Für die Verkäufer bedeuten diese geänderten Rahmenbedingungen, sich in noch höherem Tempo ständig neu zu orientieren - und dabei im Verkaufsgespräch authentisch zu bleiben. Die inhaltliche Substanz beim Aufbau und der Pflege der Kundenpartnerschaft darf nicht aus den Augen verloren werden. Die Möglichkeit zur persönlichen Weiterentwicklung sollte nicht ungenutzt bleiben.

Change: Der Wandel ist stetig und permanent - persönliche Sinnerfahrung gewinnt an Bedeutung

Die Menschen sind sehr unterschiedlich, was den Wandel und die Weiterentwicklung betrifft. In Change-Prozessen ist es wichtig, allen Persönlichkeiten Rechnung zu tragen. Den Aufgeschlossenen und den auf alten Werten Beharrenden.
Dabei lässt sich selten ein Anfang eines Veränderungsprozesses definieren, vielmehr verlaufen Change-Phasen nicht mehr chronologisch, sondern parallel.

Neuaufbruch, Abschied, Rückschläge und Stillstand werden in zentralen Themenfeldern gleichzeitig erlebt.

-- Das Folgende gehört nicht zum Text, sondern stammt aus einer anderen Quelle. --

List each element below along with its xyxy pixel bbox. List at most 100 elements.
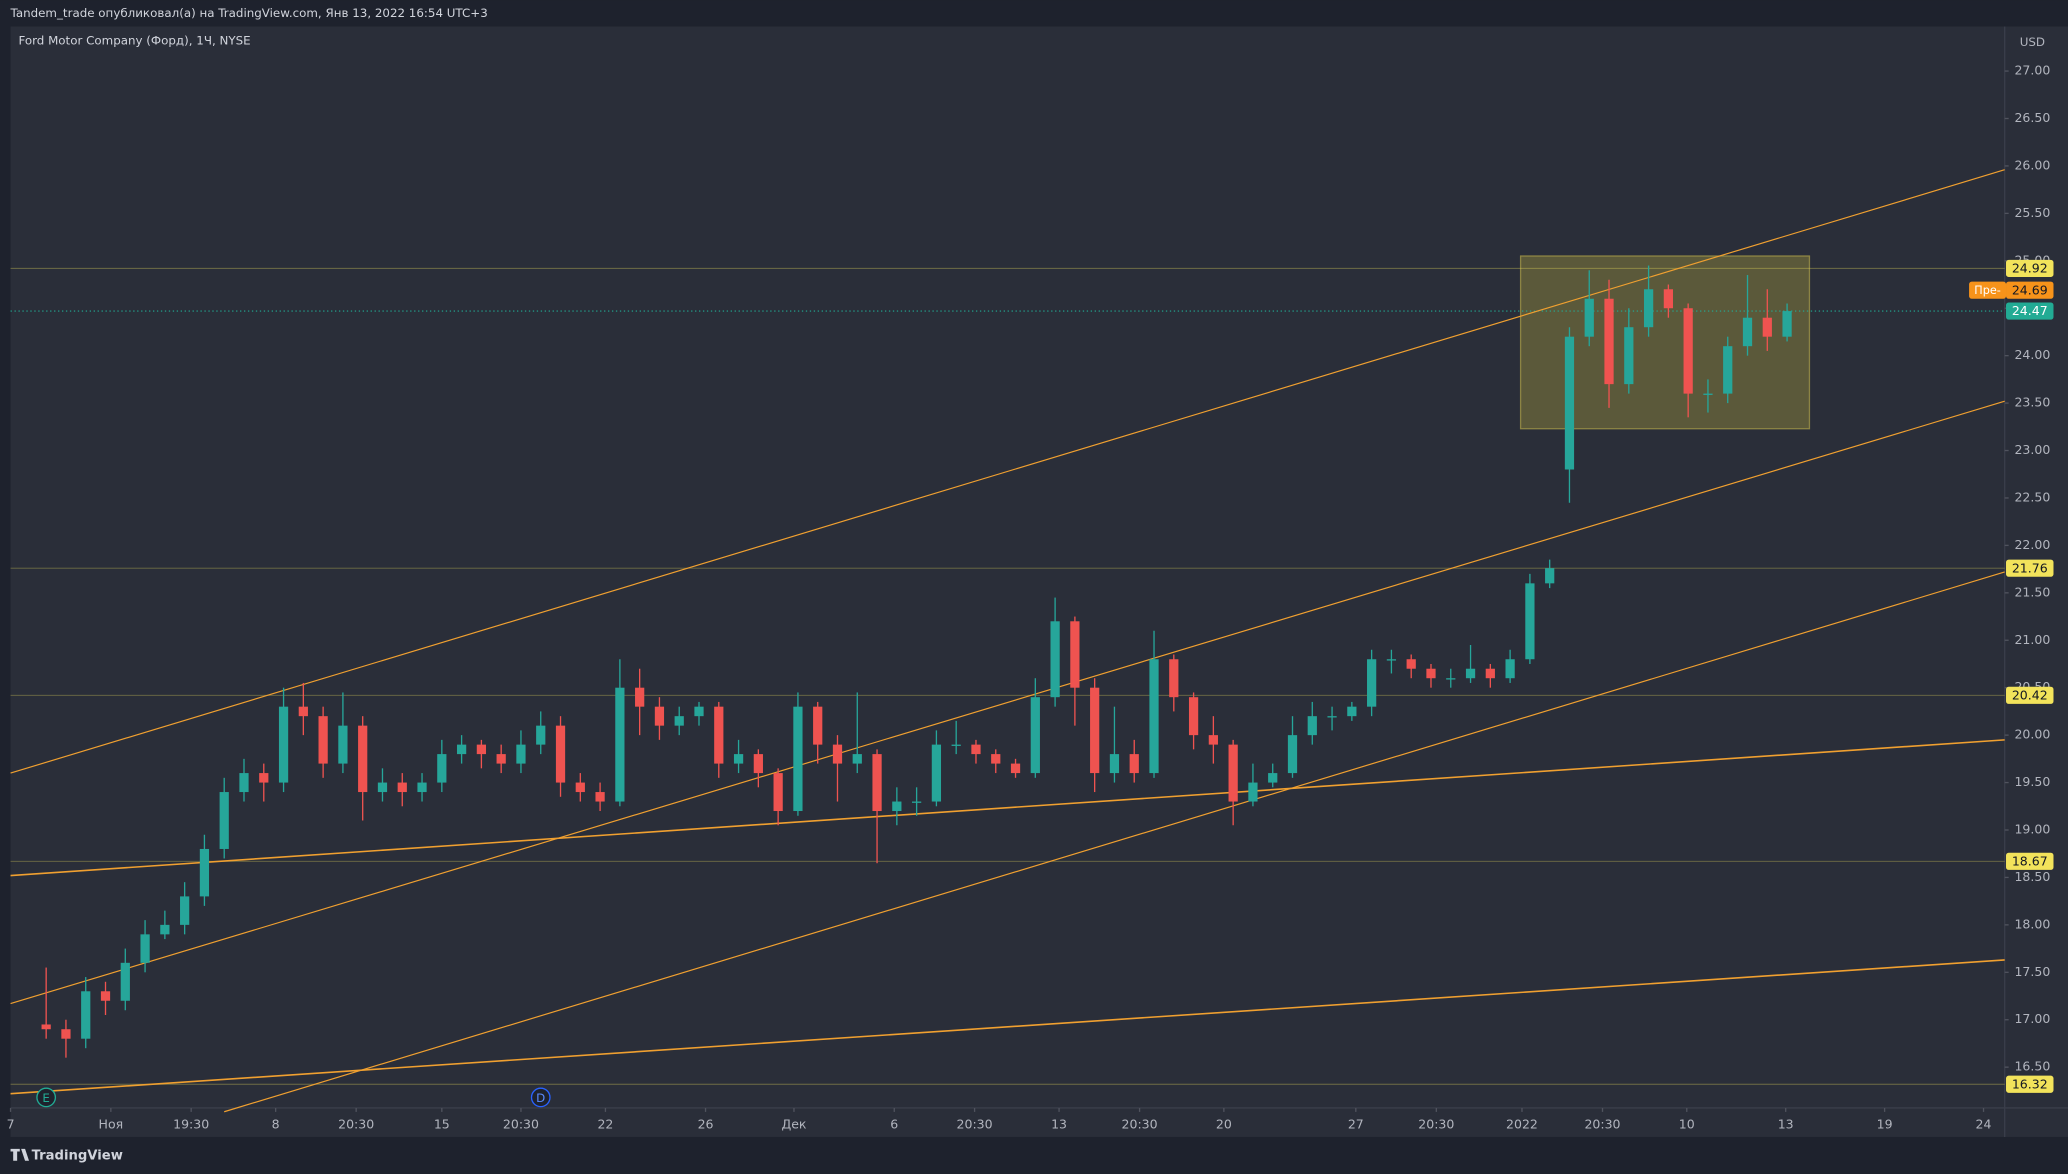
candle-body	[1525, 583, 1535, 660]
x-tick-label: 20:30	[957, 1117, 993, 1132]
candle-body	[1663, 289, 1673, 309]
y-tick-label: 19.00	[2014, 821, 2050, 836]
candle-body	[180, 896, 190, 925]
candle-body	[278, 706, 289, 783]
x-tick-label: 20:30	[338, 1117, 374, 1132]
level-label: 24.92	[2012, 261, 2048, 276]
level-label: 16.32	[2012, 1076, 2048, 1091]
candle-body	[931, 744, 942, 802]
candle-body	[41, 1024, 51, 1030]
y-tick-label: 21.00	[2014, 632, 2050, 647]
y-tick-label: 18.00	[2014, 916, 2050, 931]
plot: 16.50 17.00 17.50 18.00 18.50 19.00 19.50 20.00…	[7, 63, 2051, 1132]
candle-body	[1030, 697, 1040, 774]
candle-body	[1287, 735, 1298, 774]
premarket-tag-bg	[1969, 281, 2007, 299]
candle-body	[1129, 754, 1139, 774]
candle-body	[1485, 668, 1495, 679]
x-tick-label: 20	[1216, 1117, 1232, 1132]
candle-body	[120, 962, 130, 1001]
x-tick-label: 2022	[1506, 1117, 1538, 1132]
candle-body	[1070, 621, 1080, 688]
candle-body	[1545, 568, 1555, 584]
candle-body	[1742, 317, 1753, 347]
x-tick-label: 10	[1679, 1117, 1695, 1132]
candle-body	[773, 773, 783, 812]
candle-body	[1307, 716, 1317, 736]
candle-body	[61, 1029, 71, 1039]
trendline	[224, 571, 2005, 1113]
candle-body	[140, 934, 150, 963]
candle-body	[239, 773, 249, 793]
candle-body	[397, 782, 407, 793]
candle-body	[1762, 317, 1772, 337]
price-axis	[2004, 26, 2068, 1137]
candle-body	[1683, 308, 1693, 394]
candle-body	[298, 706, 308, 717]
candle-body	[81, 991, 91, 1039]
y-tick-label: 27.00	[2014, 63, 2050, 78]
candle-body	[259, 773, 269, 783]
candle-body	[832, 744, 843, 764]
y-tick-label: 17.00	[2014, 1011, 2050, 1026]
candle-body	[1248, 782, 1258, 802]
x-tick-label: 19:30	[173, 1117, 209, 1132]
candle-body	[892, 801, 902, 812]
x-tick-label: 20:30	[1122, 1117, 1158, 1132]
x-tick-label: 13	[1778, 1117, 1794, 1132]
y-tick-label: 22.00	[2014, 537, 2050, 552]
candle-body	[1584, 298, 1594, 337]
candle-body	[1090, 687, 1100, 774]
candle-body	[100, 991, 111, 1001]
candle-body	[437, 754, 447, 783]
candle-body	[872, 754, 882, 812]
candle-body	[1149, 659, 1159, 774]
candle-body	[1327, 716, 1337, 718]
candle-body	[1446, 678, 1456, 680]
candle-body	[991, 754, 1001, 764]
candle-body	[417, 782, 427, 793]
candle-body	[1188, 697, 1199, 736]
y-tick-label: 26.50	[2014, 110, 2050, 125]
candle-body	[635, 687, 645, 707]
candle-body	[1208, 735, 1218, 745]
level-label-bg	[2006, 259, 2054, 277]
y-tick-label: 18.50	[2014, 869, 2050, 884]
candle-body	[1465, 668, 1476, 679]
candle-body	[793, 706, 803, 812]
candle-body	[1782, 311, 1792, 337]
candle-body	[575, 782, 585, 793]
x-tick-label: 20:30	[503, 1117, 539, 1132]
candle-body	[1604, 298, 1614, 385]
trendline	[10, 739, 2005, 877]
logo-icon	[10, 1148, 30, 1161]
candle-body	[912, 801, 922, 803]
candle-body	[358, 725, 368, 793]
last-price: 24.47	[2012, 303, 2048, 318]
range-box	[1519, 255, 1811, 430]
level-label-bg	[2006, 852, 2054, 870]
y-tick-label: 17.50	[2014, 964, 2050, 979]
candle-body	[1505, 659, 1515, 679]
candle-body	[1406, 659, 1416, 669]
x-tick-label: 27	[1348, 1117, 1364, 1132]
candle-body	[219, 792, 229, 849]
candle-body	[1010, 763, 1021, 774]
candle-body	[1169, 659, 1179, 698]
candle-body	[813, 706, 823, 745]
x-tick-label: 20:30	[1584, 1117, 1620, 1132]
candle-body	[160, 924, 170, 935]
candle-body	[733, 754, 744, 764]
plot-area	[10, 26, 2005, 1137]
candle-body	[1643, 289, 1654, 328]
x-tick-label: 15	[434, 1117, 450, 1132]
level-label-bg	[2006, 559, 2054, 577]
candle-body	[476, 744, 487, 755]
event-label: D	[536, 1091, 545, 1105]
premarket-price-bg	[2006, 281, 2054, 299]
candle-body	[654, 706, 665, 726]
candle-body	[377, 782, 388, 793]
x-tick-label: 24	[1976, 1117, 1992, 1132]
candle-body	[1228, 744, 1238, 802]
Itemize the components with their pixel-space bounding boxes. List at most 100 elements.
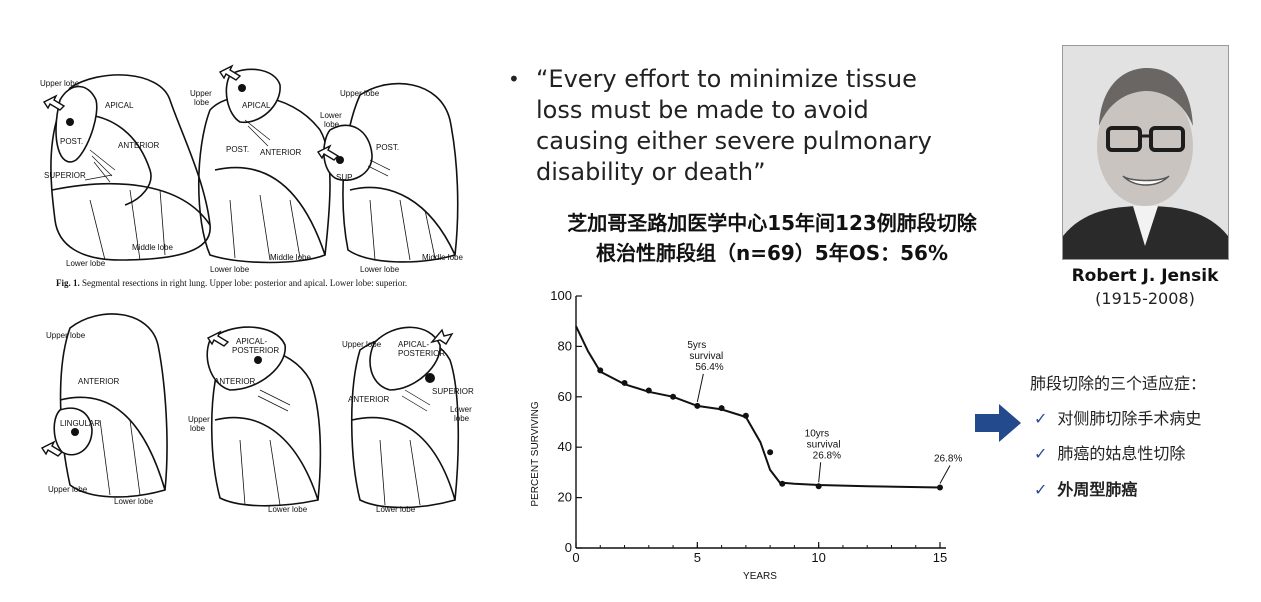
annotation-label: survival [807, 439, 841, 450]
data-point [767, 449, 774, 456]
label-middle-lobe-1: Middle lobe [132, 243, 173, 252]
portrait-years: (1915-2008) [1095, 289, 1195, 308]
label-post-1: POST. [60, 137, 83, 146]
quote-text: “Every effort to minimize tissue loss mu… [536, 64, 996, 188]
survival-points [597, 367, 943, 491]
annotation-label: 10yrs [805, 428, 829, 439]
survival-chart: 0 20 40 60 80 100 0 5 10 15 5yrs survival 56.4% 10yr… [520, 284, 990, 593]
caption-label: Fig. 1. [56, 278, 80, 288]
label-lower-lobe-6: Lower lobe [376, 505, 416, 514]
check-icon: ✓ [1034, 480, 1048, 499]
label-superior-6: SUPERIOR [432, 387, 474, 396]
label-lower-lobe-2: Lower lobe [210, 265, 250, 274]
label-apical-dash-6: APICAL- [398, 340, 429, 349]
x-tick-label: 0 [572, 550, 579, 565]
data-point [694, 402, 701, 409]
label-apical-1: APICAL [105, 101, 134, 110]
chart-ticks: 0 20 40 60 80 100 0 5 10 15 [550, 288, 947, 565]
label-lower-lobe-4: Lower lobe [114, 497, 154, 506]
label-anterior-2: ANTERIOR [260, 148, 302, 157]
label-post-3: POST. [376, 143, 399, 152]
label-lingular-4: LINGULAR [60, 419, 100, 428]
annotation-label: 5yrs [687, 340, 706, 351]
label-lobe-3: lobe [324, 120, 340, 129]
check-icon: ✓ [1034, 444, 1048, 463]
y-axis-label: PERCENT SURVIVING [530, 401, 541, 506]
label-lobe-6: lobe [454, 414, 470, 423]
label-anterior-6: ANTERIOR [348, 395, 390, 404]
label-upper-lobe-1: Upper lobe [40, 79, 80, 88]
chart-axes [575, 296, 946, 549]
data-point [937, 484, 943, 491]
annotation-label: 26.8% [813, 450, 841, 461]
data-point [742, 412, 749, 419]
caption-text: Segmental resections in right lung. Uppe… [79, 278, 408, 288]
label-anterior-5: ANTERIOR [214, 377, 256, 386]
y-tick-label: 20 [558, 490, 572, 505]
label-posterior-5: POSTERIOR [232, 346, 279, 355]
figure-caption: Fig. 1. Segmental resections in right lu… [56, 278, 476, 289]
quote-line-3: causing either severe pulmonary [536, 127, 932, 155]
label-upper-lobe-6: Upper lobe [342, 340, 382, 349]
x-tick-label: 5 [694, 550, 701, 565]
data-point [779, 480, 786, 487]
stat-line-2: 根治性肺段组（n=69）5年OS：56% [595, 241, 949, 265]
y-tick-label: 80 [558, 338, 572, 353]
segmental-resection-figure: Upper lobe APICAL POST. ANTERIOR SUPERIO… [30, 60, 480, 524]
portrait-illustration [1063, 46, 1228, 259]
label-lower-lobe-1: Lower lobe [66, 259, 106, 268]
label-middle-lobe-2: Middle lobe [270, 253, 311, 262]
indication-text-2: 肺癌的姑息性切除 [1057, 444, 1186, 463]
label-anterior-1: ANTERIOR [118, 141, 160, 150]
label-lower-6: Lower [450, 405, 472, 414]
label-apical-2: APICAL [242, 101, 271, 110]
label-lobe-2: lobe [194, 98, 210, 107]
label-upper-lobe-4: Upper lobe [46, 331, 86, 340]
indication-item-3: ✓ 外周型肺癌 [1034, 476, 1137, 500]
quote-bullet: • [508, 67, 520, 91]
label-lobe-5: lobe [190, 424, 206, 433]
x-tick-label: 15 [933, 550, 947, 565]
annotation-label: survival [689, 351, 723, 362]
stat-line-1: 芝加哥圣路加医学中心15年间123例肺段切除 [567, 211, 977, 235]
data-point [621, 379, 628, 386]
label-upper-5: Upper [188, 415, 210, 424]
x-axis-label: YEARS [743, 571, 777, 582]
indication-text-1: 对侧肺切除手术病史 [1057, 409, 1202, 428]
label-posterior-6: POSTERIOR [398, 349, 445, 358]
label-lower-lobe-5: Lower lobe [268, 505, 308, 514]
x-tick-label: 10 [811, 550, 825, 565]
arrow-shape [975, 404, 1021, 442]
label-anterior-4: ANTERIOR [78, 377, 120, 386]
label-superior-1: SUPERIOR [44, 171, 86, 180]
label-apical-dash-5: APICAL- [236, 337, 267, 346]
indication-item-2: ✓ 肺癌的姑息性切除 [1034, 440, 1185, 464]
data-point [645, 387, 652, 394]
quote-line-4: disability or death” [536, 158, 766, 186]
data-point [718, 405, 725, 412]
portrait-photo [1062, 45, 1229, 260]
annotation-label: 26.8% [934, 454, 962, 465]
y-tick-label: 60 [558, 389, 572, 404]
indications-title: 肺段切除的三个适应症： [1030, 374, 1207, 393]
lung-diagrams-svg: Upper lobe APICAL POST. ANTERIOR SUPERIO… [40, 64, 474, 514]
survival-stat: 芝加哥圣路加医学中心15年间123例肺段切除 根治性肺段组（n=69）5年OS：… [512, 208, 1032, 268]
y-tick-label: 100 [550, 288, 572, 303]
annotation-pointer [939, 465, 951, 484]
portrait-name: Robert J. Jensik [1071, 266, 1219, 286]
annotation-label: 56.4% [695, 362, 723, 373]
annotation-pointer [818, 462, 822, 483]
check-icon: ✓ [1034, 409, 1048, 428]
label-post-2: POST. [226, 145, 249, 154]
data-point [815, 483, 822, 490]
annotation-pointer [696, 373, 704, 402]
label-upper-2: Upper [190, 89, 212, 98]
label-lower-3: Lower [320, 111, 342, 120]
label-middle-lobe-3: Middle lobe [422, 253, 463, 262]
y-tick-label: 40 [558, 439, 572, 454]
indication-item-1: ✓ 对侧肺切除手术病史 [1034, 405, 1201, 429]
survival-curve [575, 325, 941, 489]
label-lower-lobe-3: Lower lobe [360, 265, 400, 274]
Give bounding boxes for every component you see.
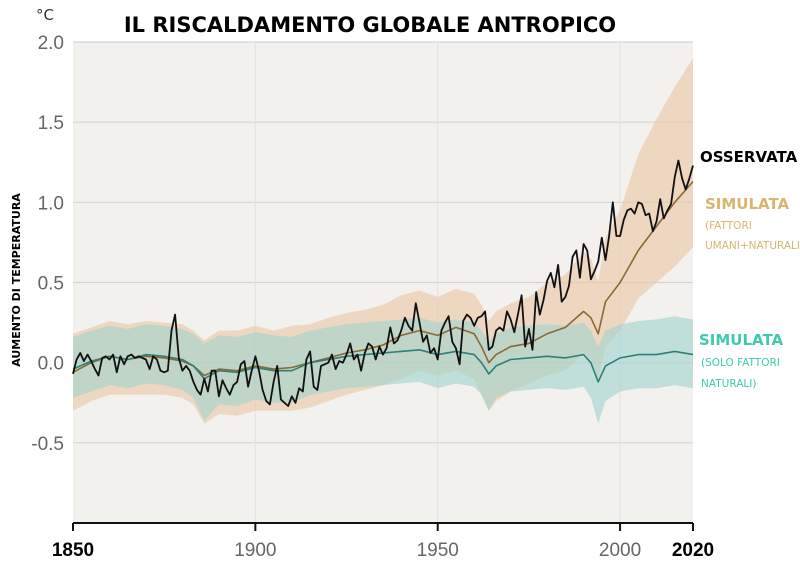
uncertainty-bands	[73, 58, 693, 424]
line-series-2	[72, 348, 694, 383]
y-tick-label: -0.5	[31, 434, 64, 455]
gridlines	[73, 41, 693, 523]
x-tick-label: 2020	[672, 540, 714, 561]
unit-label: °C	[36, 6, 54, 24]
legend-simulated-all-title: SIMULATA	[705, 195, 790, 213]
y-tick-label: 2.0	[38, 33, 64, 54]
x-tick-label: 2000	[599, 540, 641, 561]
y-axis-label: AUMENTO DI TEMPERATURA	[10, 193, 23, 367]
legend-simulated-natural-title: SIMULATA	[699, 331, 784, 349]
y-tick-label: 0.5	[38, 274, 64, 295]
series-lines	[72, 159, 694, 407]
y-ticks: 2.0 1.5 1.0 0.5 0.0 -0.5	[31, 33, 64, 455]
chart-title: IL RISCALDAMENTO GLOBALE ANTROPICO	[124, 13, 616, 37]
x-tick-label: 1950	[417, 540, 459, 561]
y-tick-label: 1.5	[38, 113, 64, 134]
legend-simulated-all-sub-2: UMANI+NATURALI)	[705, 240, 800, 252]
legend-simulated-all-sub-1: (FATTORI	[705, 220, 752, 232]
y-tick-label: 1.0	[38, 193, 64, 214]
x-ticks: 1850 1900 1950 2000 2020	[52, 523, 714, 561]
legend-observed-title: OSSERVATA	[700, 148, 798, 166]
legend-simulated-natural-sub-1: (SOLO FATTORI	[701, 357, 780, 369]
x-tick-label: 1900	[234, 540, 276, 561]
legend: OSSERVATA SIMULATA (FATTORI UMANI+NATURA…	[699, 148, 800, 390]
line-series-0	[72, 159, 694, 407]
band-series-2	[73, 316, 693, 424]
legend-simulated-natural-sub-2: NATURALI)	[701, 378, 756, 390]
x-tick-label: 1850	[52, 540, 94, 561]
y-tick-label: 0.0	[38, 354, 64, 375]
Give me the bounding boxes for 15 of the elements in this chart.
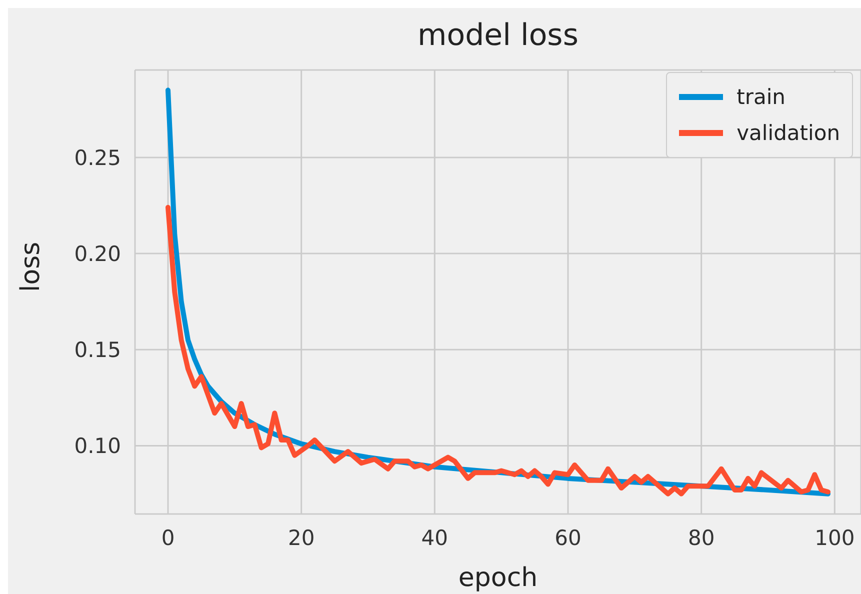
- x-axis-title: epoch: [458, 563, 538, 593]
- legend-label: validation: [736, 121, 840, 145]
- y-tick-label: 0.20: [74, 242, 121, 266]
- x-tick-label: 60: [554, 526, 582, 550]
- y-tick-label: 0.25: [74, 146, 121, 170]
- x-tick-label: 100: [814, 526, 855, 550]
- x-tick-label: 20: [288, 526, 315, 550]
- chart-title: model loss: [416, 18, 580, 53]
- x-tick-label: 80: [688, 526, 715, 550]
- y-tick-label: 0.15: [74, 338, 121, 362]
- x-tick-label: 40: [421, 526, 448, 550]
- x-tick-label: 0: [161, 526, 175, 550]
- y-axis-title: loss: [16, 242, 46, 292]
- y-tick-label: 0.10: [74, 434, 121, 458]
- legend-label: train: [736, 85, 786, 109]
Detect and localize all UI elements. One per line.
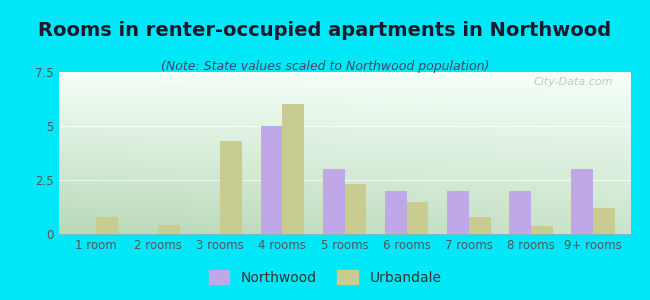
Bar (469, 217, 491, 234)
Bar (593, 208, 615, 234)
Bar (447, 191, 469, 234)
Bar (407, 202, 428, 234)
Text: Rooms in renter-occupied apartments in Northwood: Rooms in renter-occupied apartments in N… (38, 21, 612, 40)
Legend: Northwood, Urbandale: Northwood, Urbandale (203, 264, 447, 290)
Bar (220, 141, 242, 234)
Bar (531, 226, 552, 234)
Bar (385, 191, 407, 234)
Bar (96, 217, 118, 234)
Bar (261, 126, 282, 234)
Bar (509, 191, 531, 234)
Bar (571, 169, 593, 234)
Text: City-Data.com: City-Data.com (534, 77, 614, 87)
Text: (Note: State values scaled to Northwood population): (Note: State values scaled to Northwood … (161, 60, 489, 73)
Bar (282, 104, 304, 234)
Bar (344, 184, 366, 234)
Bar (323, 169, 345, 234)
Bar (158, 225, 180, 234)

Häufig fühlen sich Mitarbeiter durch eine Neuausrichtung oder auch eine Umstrukturierung verunsichert und bedroht.
Heisig und Wittwer sehen im Abschied von alten Ritualen die Möglichkeit, neue agile Arbeitsmethoden in den Alltag zu integrieren. Die Mitarbeitenden sollten Orientierung erhalten sowie visionäre Klarheit und Berechenbarkeit in der Umsetzung erfahren. Unterschiedlichste Bedürfnisse wie Sinn, Selbstbestimmung und Achtsamkeit sowie die Abstimmung mit den privaten Lebensentwürfen haben in einer modernen Unternehmensführung einen hohen Stellenwert. Zusammen mit dem Arbeitsumfeld sind diese Rahmenbedingungen für die Mitarbeiterbindung und Motivation wichtiger geworden. Die Zeit der langfristigen Pläne ist vorbei.